Outages are part of life, Cloud or no Cloud. Your own datacenter might have an outage. I remember, back in 2000, a plumber cutting a cable at Oracle and shutting down our datacenter for a day and more. I speak from first hand experience in managing one such mishap. While running operations for Oracle Exchange (B2B marketplace) and while Ford was running an auction much less, I accidentally kicked off the backup process on a wrong database and caused the site to come down. Needless to say, my boss was less than amused, as he owed an update to Larry later that day.
So what are some good karma recommendations in dealing with outages
- Outages are part of life. There have been worst outages in the past and there will be worse ones in future. So no point hiding behind an automated answering machine or a static web page. Fail Whale works for services like Twitter but not for mission critical services. So make it human and get ahead of it.

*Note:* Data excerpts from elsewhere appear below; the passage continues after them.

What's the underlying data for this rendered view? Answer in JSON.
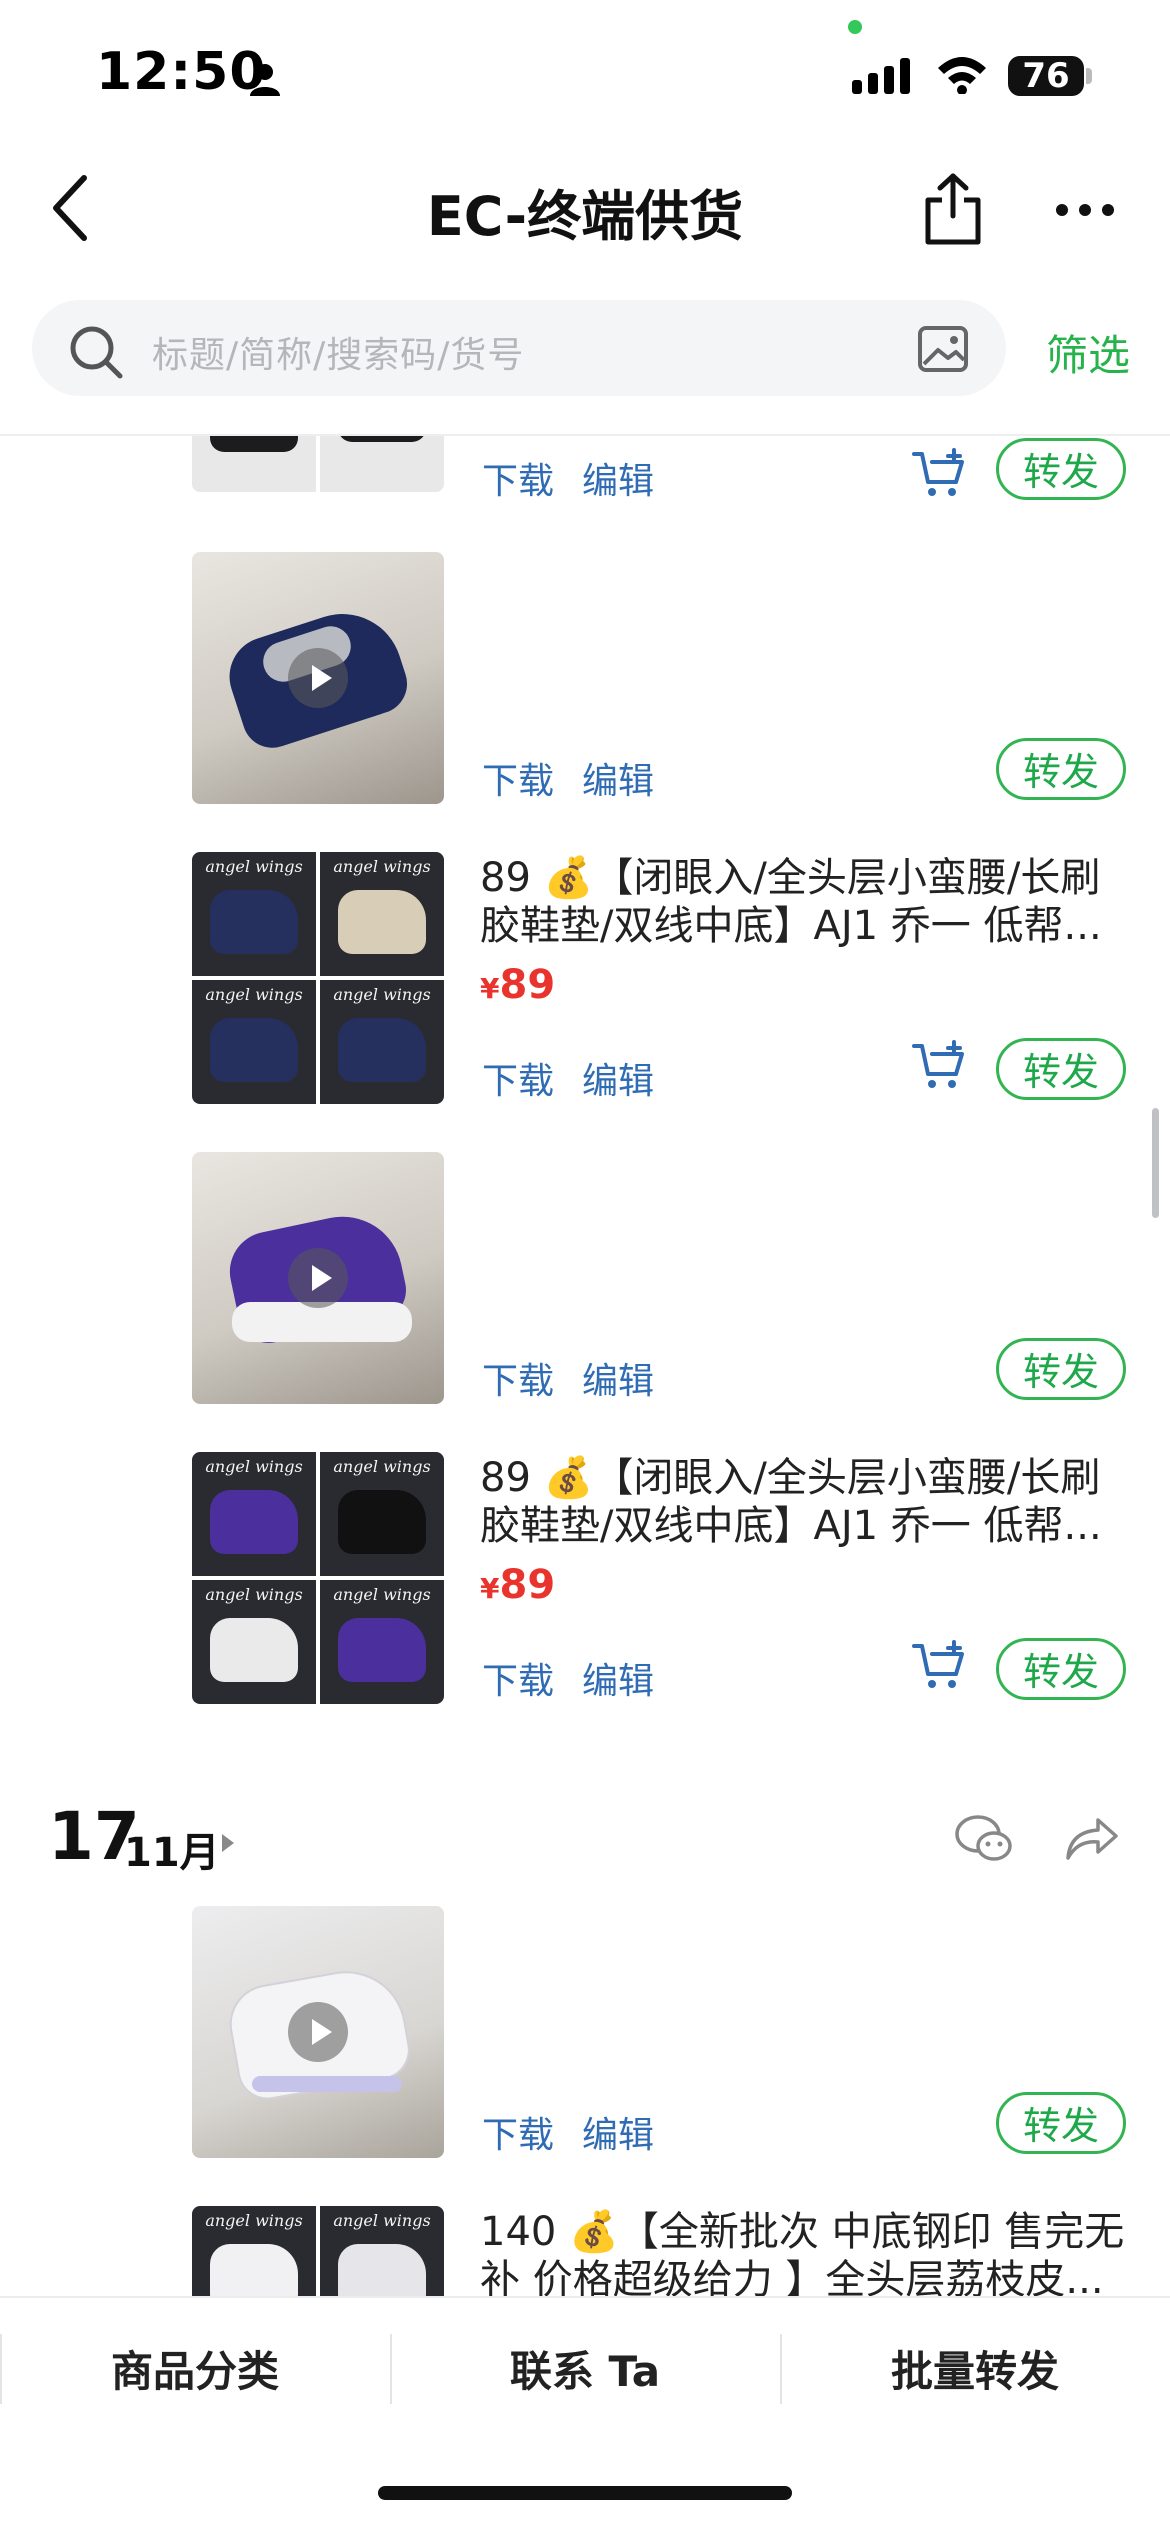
{
  "status_bar": {
    "time": "12:50",
    "battery": "76"
  },
  "nav": {
    "title": "EC-终端供货"
  },
  "search": {
    "placeholder": "标题/简称/搜索码/货号",
    "filter_label": "筛选"
  },
  "common": {
    "download": "下载",
    "edit": "编辑",
    "forward": "转发",
    "currency": "¥"
  },
  "items": [
    {
      "type": "partial",
      "thumb_colors": [
        "#1c1c1e",
        "#f2f2f2"
      ]
    },
    {
      "type": "video",
      "shoe_color": "#1f2a5c"
    },
    {
      "type": "product",
      "desc": "89 💰【闭眼入/全头层小蛮腰/长刷胶鞋垫/双线中底】AJ1 乔一 低帮...",
      "price": "89",
      "shoe_color": "#25305f",
      "watermark": "angel wings"
    },
    {
      "type": "video",
      "shoe_color": "#4b2f9c"
    },
    {
      "type": "product",
      "desc": "89 💰【闭眼入/全头层小蛮腰/长刷胶鞋垫/双线中底】AJ1 乔一 低帮...",
      "price": "89",
      "shoe_color": "#4b2f9c",
      "watermark": "angel wings"
    },
    {
      "type": "video",
      "shoe_color": "#f1f1f3"
    },
    {
      "type": "product",
      "desc": "140 💰【全新批次 中底钢印 售完无补 价格超级给力 】全头层荔枝皮...",
      "shoe_color": "#f1f1f3",
      "watermark": "angel wings"
    }
  ],
  "date_header": {
    "day": "17",
    "month": "11月"
  },
  "tabbar": {
    "tabs": [
      "商品分类",
      "联系 Ta",
      "批量转发"
    ]
  },
  "colors": {
    "accent_green": "#26b34a",
    "link_blue": "#2f6cb3",
    "price_red": "#e8342c"
  }
}
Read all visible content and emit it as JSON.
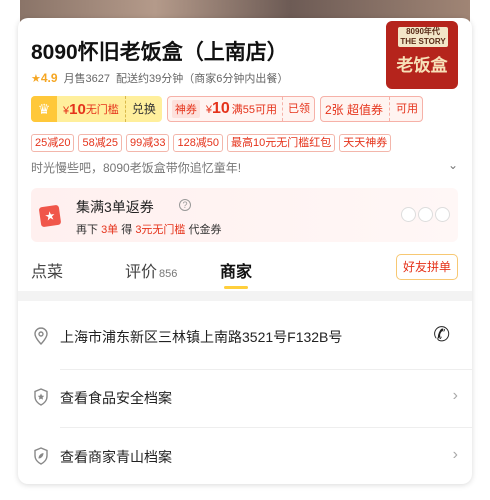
{
  "store": {
    "name": "8090怀旧老饭盒（上南店）",
    "rating": "4.9",
    "monthly_sales": "月售3627",
    "delivery": "配送约39分钟（商家6分钟内出餐）",
    "logo_top": "8090年代 THE STORY",
    "logo_main": "老饭盒"
  },
  "coupons": {
    "vip_currency": "¥",
    "vip_amount": "10",
    "vip_text": "无门槛",
    "vip_button": "兑换",
    "shen_tag": "神券",
    "shen_currency": "¥",
    "shen_amount": "10",
    "shen_cond": "满55可用",
    "shen_status": "已领",
    "voucher_label": "2张 超值券",
    "voucher_button": "可用"
  },
  "discounts": [
    "25减20",
    "58减25",
    "99减33",
    "128减50",
    "最高10元无门槛红包",
    "天天神券"
  ],
  "slogan": "时光慢些吧，8090老饭盒带你追忆童年!",
  "fanquan": {
    "title": "集满3单返券",
    "help": "?",
    "sub_prefix": "再下",
    "sub_count": "3单",
    "sub_mid": "得",
    "sub_reward": "3元无门槛",
    "sub_suffix": "代金券"
  },
  "tabs": [
    {
      "label": "点菜",
      "count": ""
    },
    {
      "label": "评价",
      "count": "856"
    },
    {
      "label": "商家",
      "count": ""
    }
  ],
  "friend_button": "好友拼单",
  "info_rows": {
    "address": "上海市浦东新区三林镇上南路3521号F132B号",
    "food_safety": "查看食品安全档案",
    "green_file": "查看商家青山档案"
  },
  "colors": {
    "accent_red": "#e5331b",
    "accent_yellow": "#ffcf3c"
  }
}
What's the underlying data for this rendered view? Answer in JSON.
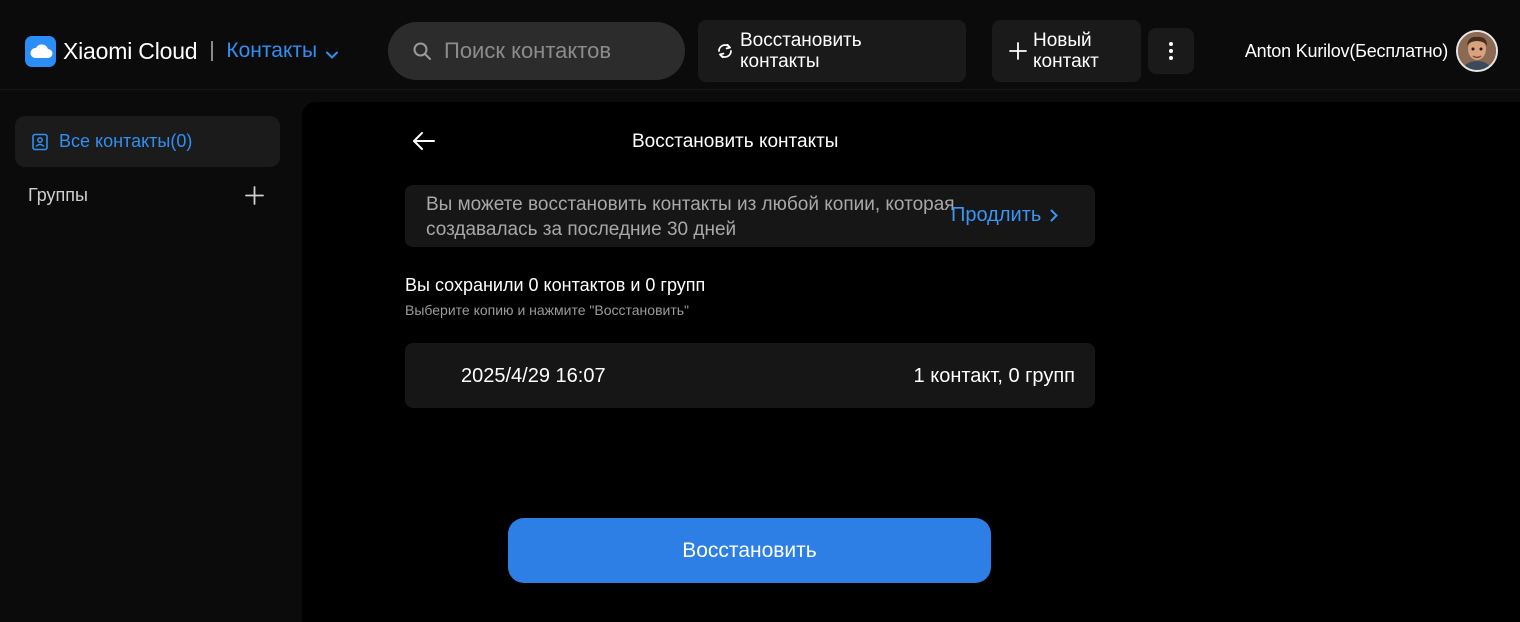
{
  "header": {
    "brand_name": "Xiaomi Cloud",
    "app_name": "Контакты",
    "search_placeholder": "Поиск контактов",
    "restore_button_label": "Восстановить контакты",
    "new_contact_label": "Новый контакт",
    "user_name": "Anton Kurilov(Бесплатно)"
  },
  "sidebar": {
    "all_contacts_label": "Все контакты(0)",
    "groups_label": "Группы"
  },
  "restore_panel": {
    "title": "Восстановить контакты",
    "info_text": "Вы можете восстановить контакты из любой копии, которая создавалась за последние 30 дней",
    "extend_link_label": "Продлить",
    "saved_summary": "Вы сохранили 0 контактов и 0 групп",
    "instruction": "Выберите копию и нажмите \"Восстановить\"",
    "backups": [
      {
        "date": "2025/4/29 16:07",
        "count_label": "1 контакт, 0 групп"
      }
    ],
    "restore_button_label": "Восстановить"
  },
  "colors": {
    "accent": "#2f8ff3",
    "primary_button": "#2d7fe6",
    "background": "#0b0b0b",
    "panel": "#000000",
    "card": "#161616"
  },
  "icons": {
    "brand": "cloud-icon",
    "app_switch": "chevron-down-icon",
    "search": "search-icon",
    "restore": "refresh-icon",
    "new_contact": "plus-icon",
    "more": "more-vertical-icon",
    "all_contacts": "contacts-book-icon",
    "add_group": "plus-icon",
    "back": "arrow-left-icon",
    "extend": "chevron-right-icon"
  }
}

- Identify the leader to manage the outage and make them available so (concerned) customers can reach out. Preferably the CEO or VP of Client Success and not someone from sales/marketing. Listing of their contact information on your website would be best.
- Create an Outage dashboard and provide a detailed update on what transpired. Treat this as a project with milestones and provide regular updates.
- Maintain a FAQ page which will list all the questions you think people might ask and those that you have already addressed.
- Summarize the events of the days after you have taken care of the problem.
If you are one of the better cloud service providers, you probably already have a status page like Amazon AWS or Salesforce.com. Make sure that page links to the outage dashboard, the FAQ page and also shows a Red indicator while the service is down.
I tell my clients, that are evaluating Cloud based services, to measure companies based on the way they handle crisis. During good times every one can make tall claims, display status scorecards, flashing billboards etc. It is when things fall apart that true leaders demonstrate their quality.
If you want to know how customers react to transparency check the sampling of responses to the GitHub announcement
November 16th, 2010 at 10:22 PM
Great post Subraya!
Transparency is great unless you are trying to be unethical. The corollary is that these days, if you are not transparent, people immediately suspect that you have something to hide and that kicks off even more dirt than the original damage. A case in point was Mike Arrington barging into some kind of junta meeting of VCs. It was a mess. Not that I subscribe to what mike did but in today’s times, it just attracts too much attention!
November 17th, 2010 at 5:01 PM
Thanks Bala.
The way I look at it, in business, transparency is a must. Especially when you have a binding contract with companies that have taken a great risk on your company. In case of public companies, compliance mandates enforce that. But even with the mandates, the fundamental basis of any relationship is transparency. Transparency begets trust as they say.